Suite à un article d’El Pais du 11 décembre dernier qui accuse l’Opus Dei d’avoir muté un prêtre qui a commis des abus, l’institution a reconnu officiellement qu’un de ses prêtres en Espagne a commis des abus. Dans le communiqué, l’Opus Dei affirme :
« l’Opus Dei affirme que la seule accusation connue par la prélature à cette période était celle de 1998, relative au cas survenu à Pampelune. À partir de cette plainte interne — lorsque la présumée victime était encore mineure —, l’institution indique qu’une procédure a été suivie conformément aux normes canoniques en vigueur à ce moment. En janvier de 1999, il aurait été interdit au prêtre d’exercer des activités ministérielles avec des jeunes et son transfert de ville aurait été ordonné.

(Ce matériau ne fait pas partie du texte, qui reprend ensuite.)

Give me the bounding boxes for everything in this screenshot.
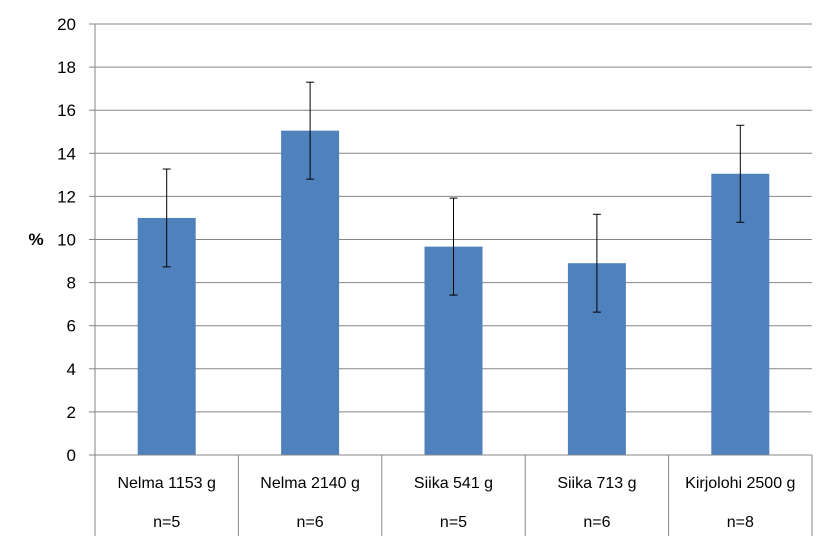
category-label: Nelma 2140 g: [260, 475, 360, 492]
category-labels: Nelma 1153 g n=5 Nelma 2140 g n=6 Siika 541 …: [117, 475, 795, 531]
error-bars: [162, 81, 745, 313]
y-axis-label: %: [28, 230, 43, 249]
bar: [281, 130, 340, 456]
y-tick-labels: 0 2 4 6 8 10 12 14 16 18 20: [57, 15, 76, 465]
category-label: Nelma 1153 g: [117, 475, 215, 492]
category-label: Siika 541 g: [414, 475, 493, 492]
axes: [94, 24, 813, 536]
y-tick-label: 0: [67, 446, 76, 465]
y-tick-label: 12: [57, 187, 76, 206]
y-tick-label: 16: [57, 101, 76, 120]
sample-size-label: n=8: [727, 514, 754, 531]
y-tick-label: 18: [57, 58, 76, 77]
category-label: Kirjolohi 2500 g: [685, 475, 795, 492]
sample-size-label: n=5: [153, 514, 180, 531]
y-tick-label: 6: [67, 317, 76, 336]
y-tick-label: 8: [67, 274, 76, 293]
category-label: Siika 713 g: [557, 475, 636, 492]
y-tick-label: 20: [57, 15, 76, 34]
y-tick-label: 4: [67, 360, 76, 379]
y-tick-label: 2: [67, 403, 76, 422]
sample-size-label: n=6: [297, 514, 324, 531]
sample-size-label: n=5: [440, 514, 467, 531]
sample-size-label: n=6: [583, 514, 610, 531]
y-tick-label: 14: [57, 144, 76, 163]
bars: [137, 130, 770, 456]
y-tick-label: 10: [57, 231, 76, 250]
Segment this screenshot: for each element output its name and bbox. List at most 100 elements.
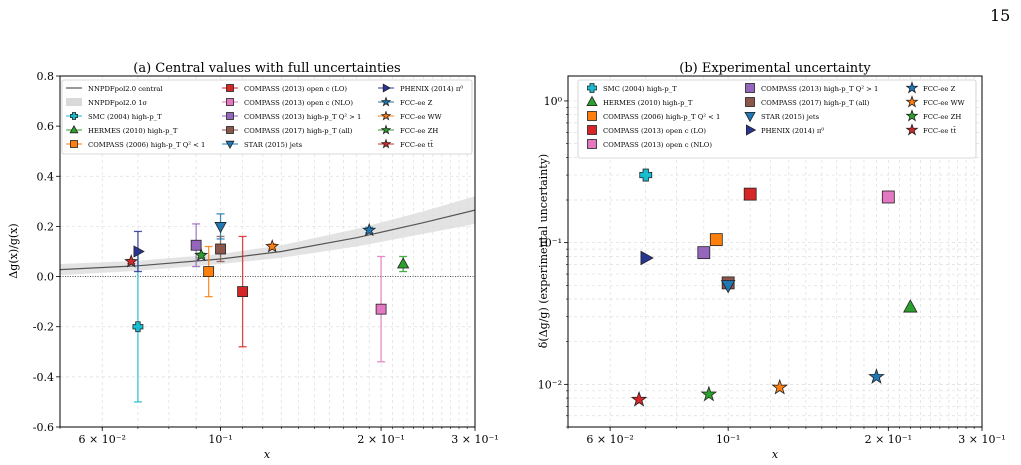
legend-marker-phenix-2014 [746, 124, 757, 136]
legend-label-hermes-2010-high-p-t: HERMES (2010) high-p_T [603, 99, 693, 107]
point-fcc-ee-ww [771, 378, 789, 395]
legend-marker-fcc-ee-ww [380, 110, 392, 121]
legend-label-nnpdfpol2-0-1: NNPDFpol2.0 1σ [88, 99, 148, 107]
legend-label-fcc-ee-zh: FCC-ee ZH [400, 127, 438, 135]
legend-label-compass-2013-high-p-t-q-1: COMPASS (2013) high-p_T Q² > 1 [244, 113, 361, 121]
chart-b-title: (b) Experimental uncertainty [679, 61, 871, 76]
point-fcc-ee-tt [630, 390, 648, 407]
chart-a-ylabel: Δg(x)/g(x) [7, 223, 20, 278]
legend-marker-fcc-ee-ww [905, 95, 919, 108]
point-hermes-2010-high-p-t [903, 299, 918, 313]
point-fcc-ee-z [362, 222, 377, 237]
legend-label-fcc-ee-z: FCC-ee Z [923, 85, 956, 93]
point-fcc-ee-zh [700, 385, 718, 402]
chart-b-ytick-label: 10⁻¹ [538, 237, 562, 250]
chart-b-xlabel: x [772, 448, 779, 461]
legend-marker-compass-2013-open-c-lo [226, 84, 234, 92]
chart-a-ytick-label: -0.6 [33, 421, 54, 434]
legend-marker-fcc-ee-tt [905, 123, 919, 136]
chart-b-xtick-label: 10⁻¹ [716, 433, 740, 446]
legend-label-compass-2017-high-p-t-all: COMPASS (2017) high-p_T (all) [761, 99, 870, 107]
chart-a-legend [61, 79, 473, 155]
legend-marker-hermes-2010-high-p-t [586, 95, 598, 106]
chart-a-xtick-label: 2 × 10⁻¹ [357, 433, 404, 446]
legend-label-fcc-ee-tt: FCC-ee tt̄ [923, 126, 956, 135]
point-fcc-ee-ww [265, 239, 280, 253]
point-smc-2004-high-p-t [132, 321, 144, 333]
legend-marker-fcc-ee-zh [380, 124, 392, 135]
chart-a-ytick-label: 0.2 [37, 220, 55, 233]
legend-marker-compass-2013-open-c-nlo [587, 139, 597, 149]
legend-marker-compass-2013-high-p-t-q-1 [745, 83, 755, 93]
legend-label-compass-2006-high-p-t-q-1: COMPASS (2006) high-p_T Q² < 1 [603, 113, 720, 121]
legend-marker-fcc-ee-z [380, 96, 392, 107]
chart-a-plot-area [60, 196, 475, 403]
chart-a-ytick-label: 0.4 [37, 170, 55, 183]
chart-b-xtick-label: 2 × 10⁻¹ [865, 433, 912, 446]
legend-label-smc-2004-high-p-t: SMC (2004) high-p_T [88, 113, 162, 121]
point-compass-2006-high-p-t-q-1 [709, 233, 723, 247]
chart-a-title: (a) Central values with full uncertainti… [133, 61, 400, 76]
point-compass-2013-open-c-lo [743, 187, 757, 201]
point-compass-2006-high-p-t-q-1 [203, 266, 215, 277]
legend-swatch-band [66, 98, 82, 106]
chart-a-ytick-label: 0.6 [37, 120, 55, 133]
legend-label-star-2015-jets: STAR (2015) jets [761, 113, 820, 121]
legend-marker-smc-2004-high-p-t [587, 83, 597, 93]
chart-b-xtick-label: 6 × 10⁻² [586, 433, 633, 446]
point-compass-2013-open-c-nlo [881, 190, 895, 204]
legend-label-compass-2013-open-c-lo: COMPASS (2013) open c (LO) [603, 127, 706, 135]
uncertainty-band [60, 196, 475, 276]
legend-marker-hermes-2010-high-p-t [69, 124, 79, 134]
chart-b-xtick-label: 3 × 10⁻¹ [958, 433, 1005, 446]
legend-label-fcc-ee-tt: FCC-ee tt̄ [400, 140, 433, 149]
chart-a-xtick-label: 6 × 10⁻² [79, 433, 126, 446]
legend-marker-compass-2017-high-p-t-all [226, 126, 234, 134]
chart-a-ytick-label: -0.4 [33, 371, 54, 384]
legend-label-phenix-2014: PHENIX (2014) π⁰ [761, 127, 824, 135]
legend-label-smc-2004-high-p-t: SMC (2004) high-p_T [603, 85, 677, 93]
chart-a-ytick-label: 0.0 [37, 271, 55, 284]
legend-label-phenix-2014: PHENIX (2014) π⁰ [400, 85, 463, 93]
legend-label-compass-2006-high-p-t-q-1: COMPASS (2006) high-p_T Q² < 1 [88, 141, 205, 149]
legend-marker-fcc-ee-z [905, 81, 919, 94]
chart-b-legend [577, 79, 977, 159]
point-fcc-ee-zh [194, 247, 209, 262]
legend-label-fcc-ee-ww: FCC-ee WW [400, 113, 442, 121]
legend-label-fcc-ee-ww: FCC-ee WW [923, 99, 965, 107]
legend-label-compass-2013-high-p-t-q-1: COMPASS (2013) high-p_T Q² > 1 [761, 85, 878, 93]
chart-a-axes-frame [59, 75, 476, 428]
legend-marker-smc-2004-high-p-t [70, 112, 78, 120]
legend-marker-star-2015-jets [744, 112, 756, 123]
legend-marker-phenix-2014 [382, 83, 392, 93]
chart-a-legend-box [61, 79, 473, 155]
legend-label-star-2015-jets: STAR (2015) jets [244, 141, 303, 149]
point-smc-2004-high-p-t [639, 168, 653, 182]
chart-a-xlabel: x [264, 448, 271, 461]
chart-b-legend-box [577, 79, 977, 159]
point-compass-2017-high-p-t-all [215, 243, 226, 255]
legend-label-fcc-ee-zh: FCC-ee ZH [923, 113, 961, 121]
point-phenix-2014 [640, 250, 654, 266]
point-compass-2013-open-c-lo [237, 286, 249, 298]
chart-b-ytick-label: 10⁻² [538, 378, 562, 391]
point-compass-2013-high-p-t-q-1 [697, 246, 711, 260]
legend-marker-fcc-ee-tt [380, 138, 392, 149]
legend-marker-compass-2017-high-p-t-all [745, 97, 755, 107]
chart-b-ytick-label: 10⁰ [544, 95, 563, 108]
point-compass-2013-high-p-t-q-1 [190, 239, 202, 251]
legend-marker-compass-2013-high-p-t-q-1 [226, 112, 234, 120]
legend-label-compass-2013-open-c-nlo: COMPASS (2013) open c (NLO) [244, 99, 353, 107]
legend-label-compass-2013-open-c-nlo: COMPASS (2013) open c (NLO) [603, 141, 712, 149]
chart-b-plot-area [630, 168, 918, 407]
legend-label-nnpdfpol2-0-central: NNPDFpol2.0 central [88, 85, 163, 93]
legend-marker-compass-2013-open-c-nlo [226, 98, 234, 106]
legend-marker-star-2015-jets [225, 140, 235, 150]
point-star-2015-jets [720, 280, 736, 294]
page-number: 15 [990, 6, 1011, 25]
point-fcc-ee-z [868, 368, 885, 384]
chart-b-ylabel: δ(Δg/g) (experimental uncertainty) [537, 154, 550, 348]
legend-marker-compass-2006-high-p-t-q-1 [587, 111, 597, 121]
point-fcc-ee-tt [124, 254, 139, 268]
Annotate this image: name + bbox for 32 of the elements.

Le communiqué affirme également que la famille du mineur a demandé de garder le cas confidentiel et que la prélature a agi conformément à cette demande ».
Au sujet du cas évoqué par El Pais, et qui s’est produit à San Sebastian au pays basque, « l’institution indique que, selon les déclarations recueillies, à ce moment-là, le prêtre n’a pas quitté ses fonctions ni été muté en raison de cette accusation, car on n’en avait pas connaissance« .
L’Opus Dei indique en outre « avoir tenu informés les dicastères compétents du Saint-Siège sur les enquêtes et les actions menées. De plus, il nie avoir couvert les faits, contrairement à ce qui est affirmé dans l’article du journal » [El Pais].